Il n’est pas rare d’entendre que les employés représentent le capital le plus important pour une entreprise. Alors, comment se fait-il que plusieurs entreprises optent pour la rationalisation des effectifs en période de récession? Il est essentiel d’analyser cette question, car cette stratégie qui peut sembler la plus rentable à court terme peut s’avérer lourde de conséquences à long terme.
Lors de mises à pied temporaires ou permanentes, il y a rupture du contrat psychologique traditionnel. Ce contrat est un engagement moral où l’employeur, en échange de la loyauté des employés, leur garantit une sécurité d’emploi. Cette rupture de contrat peut avoir des effets néfastes à long terme sur le climat, la motivation et la performance des employés. L’entreprise risque de faire face à ce que l’on nomme le « syndrome du survivant ».
Les symptômes
Ce syndrome comporte un ensemble de symptômes qui peuvent affecter les employés restés en poste après une restructuration. Il s’observe à plusieurs signes tels que colère, culpabilité, sentiment d’injustice, méfiance envers la direction, démotivation, surcharge de travail, baisse de productivité, cynisme, épuisement et départ des employés compétents. Une étude américaine de David Noer a démontré que, même cinq ans après la rationalisation des effectifs, ces symptômes étaient toujours présents au sein des entreprises de l’échantillon.

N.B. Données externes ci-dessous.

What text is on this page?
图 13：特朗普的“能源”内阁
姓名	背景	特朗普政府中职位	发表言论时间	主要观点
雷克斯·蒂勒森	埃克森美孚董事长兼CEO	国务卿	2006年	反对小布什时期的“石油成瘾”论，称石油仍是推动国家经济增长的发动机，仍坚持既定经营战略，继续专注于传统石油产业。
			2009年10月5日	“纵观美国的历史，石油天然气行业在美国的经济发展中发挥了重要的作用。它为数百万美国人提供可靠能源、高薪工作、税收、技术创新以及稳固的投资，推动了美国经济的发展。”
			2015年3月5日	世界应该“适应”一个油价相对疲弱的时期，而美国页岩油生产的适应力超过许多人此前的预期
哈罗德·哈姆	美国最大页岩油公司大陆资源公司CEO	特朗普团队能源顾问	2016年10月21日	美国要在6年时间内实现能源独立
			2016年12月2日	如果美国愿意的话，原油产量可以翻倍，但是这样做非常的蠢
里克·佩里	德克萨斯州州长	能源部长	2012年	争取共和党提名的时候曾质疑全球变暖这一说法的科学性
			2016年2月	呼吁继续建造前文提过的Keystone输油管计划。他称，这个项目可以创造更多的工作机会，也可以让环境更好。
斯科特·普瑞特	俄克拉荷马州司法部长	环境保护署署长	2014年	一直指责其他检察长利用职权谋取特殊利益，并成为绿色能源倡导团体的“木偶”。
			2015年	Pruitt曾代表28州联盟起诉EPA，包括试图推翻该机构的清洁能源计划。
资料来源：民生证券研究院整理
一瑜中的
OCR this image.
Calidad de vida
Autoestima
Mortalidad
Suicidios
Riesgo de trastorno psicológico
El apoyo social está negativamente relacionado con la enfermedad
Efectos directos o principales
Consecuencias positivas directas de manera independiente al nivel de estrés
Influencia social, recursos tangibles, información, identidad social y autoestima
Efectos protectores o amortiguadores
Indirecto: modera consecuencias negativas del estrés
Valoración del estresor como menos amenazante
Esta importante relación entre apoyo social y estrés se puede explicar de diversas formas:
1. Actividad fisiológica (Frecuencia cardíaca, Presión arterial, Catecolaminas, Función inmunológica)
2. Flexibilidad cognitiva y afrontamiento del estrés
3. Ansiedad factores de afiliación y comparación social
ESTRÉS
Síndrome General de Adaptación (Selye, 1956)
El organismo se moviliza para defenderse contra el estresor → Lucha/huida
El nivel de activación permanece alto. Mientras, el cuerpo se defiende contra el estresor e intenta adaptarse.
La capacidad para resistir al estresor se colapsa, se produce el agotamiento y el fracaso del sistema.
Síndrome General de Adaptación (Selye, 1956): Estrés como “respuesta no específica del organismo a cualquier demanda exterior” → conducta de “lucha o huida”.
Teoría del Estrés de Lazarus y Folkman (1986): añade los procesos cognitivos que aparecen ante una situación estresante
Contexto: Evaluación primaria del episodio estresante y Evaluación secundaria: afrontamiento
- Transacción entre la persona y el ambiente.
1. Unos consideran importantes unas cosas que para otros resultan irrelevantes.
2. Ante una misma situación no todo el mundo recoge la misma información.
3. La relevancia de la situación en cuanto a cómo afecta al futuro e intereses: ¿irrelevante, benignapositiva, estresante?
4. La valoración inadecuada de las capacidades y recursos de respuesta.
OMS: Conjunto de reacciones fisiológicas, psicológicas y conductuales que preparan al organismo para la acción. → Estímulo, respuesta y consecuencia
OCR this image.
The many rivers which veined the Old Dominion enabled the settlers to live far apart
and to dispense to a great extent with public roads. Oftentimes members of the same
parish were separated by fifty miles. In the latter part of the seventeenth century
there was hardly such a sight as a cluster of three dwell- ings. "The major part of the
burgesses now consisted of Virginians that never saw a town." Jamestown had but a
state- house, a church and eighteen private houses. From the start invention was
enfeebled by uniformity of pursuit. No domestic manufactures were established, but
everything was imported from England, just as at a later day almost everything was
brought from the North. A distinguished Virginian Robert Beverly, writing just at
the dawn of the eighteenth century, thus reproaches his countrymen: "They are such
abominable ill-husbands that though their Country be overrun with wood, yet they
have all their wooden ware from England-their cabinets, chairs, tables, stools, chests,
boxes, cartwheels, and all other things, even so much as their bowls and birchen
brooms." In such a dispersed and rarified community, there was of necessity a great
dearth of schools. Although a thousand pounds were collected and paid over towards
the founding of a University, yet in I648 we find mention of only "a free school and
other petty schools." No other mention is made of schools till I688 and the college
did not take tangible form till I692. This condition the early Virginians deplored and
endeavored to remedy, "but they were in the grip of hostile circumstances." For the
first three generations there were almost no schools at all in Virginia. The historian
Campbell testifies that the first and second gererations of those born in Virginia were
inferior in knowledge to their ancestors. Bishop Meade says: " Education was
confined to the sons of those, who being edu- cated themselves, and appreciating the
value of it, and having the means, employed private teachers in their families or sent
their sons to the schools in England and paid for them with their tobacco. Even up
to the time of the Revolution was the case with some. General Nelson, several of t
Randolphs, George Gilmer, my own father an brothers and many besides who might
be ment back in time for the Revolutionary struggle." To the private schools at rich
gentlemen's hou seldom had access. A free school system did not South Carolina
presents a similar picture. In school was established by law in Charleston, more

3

Des coûts directs et indirects importants
La rationalisation des effectifs peut générer des coûts imprévus. Une étude démontre que moins de 50 % des entreprises qui se sont réorganisées réussissent après cinq ans à augmenter leur résultat d’exploitation conformément à leurs objectifs initiaux (Caplan). Les coûts les plus importants sont associés à la baisse de productivité, à l’épuisement relié à la surcharge de travail, à la perte de compétences et de mémoire organisationnelle et au remplacement des employés compétents qui quitteront éventuellement l’entreprise.
Comment minimiser les impacts négatifs
Une entreprise qui n’a pas d’autre choix que de congédier ses employés pour assurer sa survie doit respecter certaines règles :
• s’assurer que les mises à pied sont effectuées avec éthique et humanité; il faut faire preuve de transparence sur la situation financière de l’entreprise et soutenir les employés dans la recherche d’un nouvel emploi;
• outiller les gestionnaires de premier niveau afin qu’ils puissent gérer adéquatement ce phénomène au sein de leur équipe;
• soutenir les employés en poste dans leur processus de deuil; entendre leurs frustrations et leurs insatisfactions; les former afin qu’ils puissent assumer la nouvelle charge de travail ou les nouvelles responsabilités;
• investir dans le développement de l’employabilité des employés remerciés et de ceux qui demeurent en poste; favoriser le développement de carrière;
• présenter et communiquer une vision claire, lucide et inspirante de l’avenir.
La créativité, source de mobilisation
Dans un contexte économique difficile, pourquoi ne pas s’appuyer sur la créativité des employés plutôt que de les remercier? Il est possible de miser sur une offensive commerciale ou sur le développement d’affaires, d’impliquer les employés dans l’analyse et l’optimisation des processus de travail et d’évaluer avec eux la possibilité de réduire le temps de travail ou de revoir temporairement à la baisse les salaires.
Même si, par ces stratégies, les employés conservent leur poste, l’entreprise n’est pas à l’abri du syndrome du survivant. Si des mesures comme la réduction de salaire deviennent permanentes et que l’entreprise retrouve sa rentabilité, il est fort probable qu’elle soit malgré tout confrontée à ce phénomène.
Pour réussir à mobiliser les employés dans des mesures de redressement, il est primordial qu’ils voient la légitimité de cette restructuration pour la survie de l’entreprise. Si, au contraire, toute cette opération vise seulement à accroître la valeur de l’action, il y a de fortes chances pour que le lien de confiance soit brisé à jamais.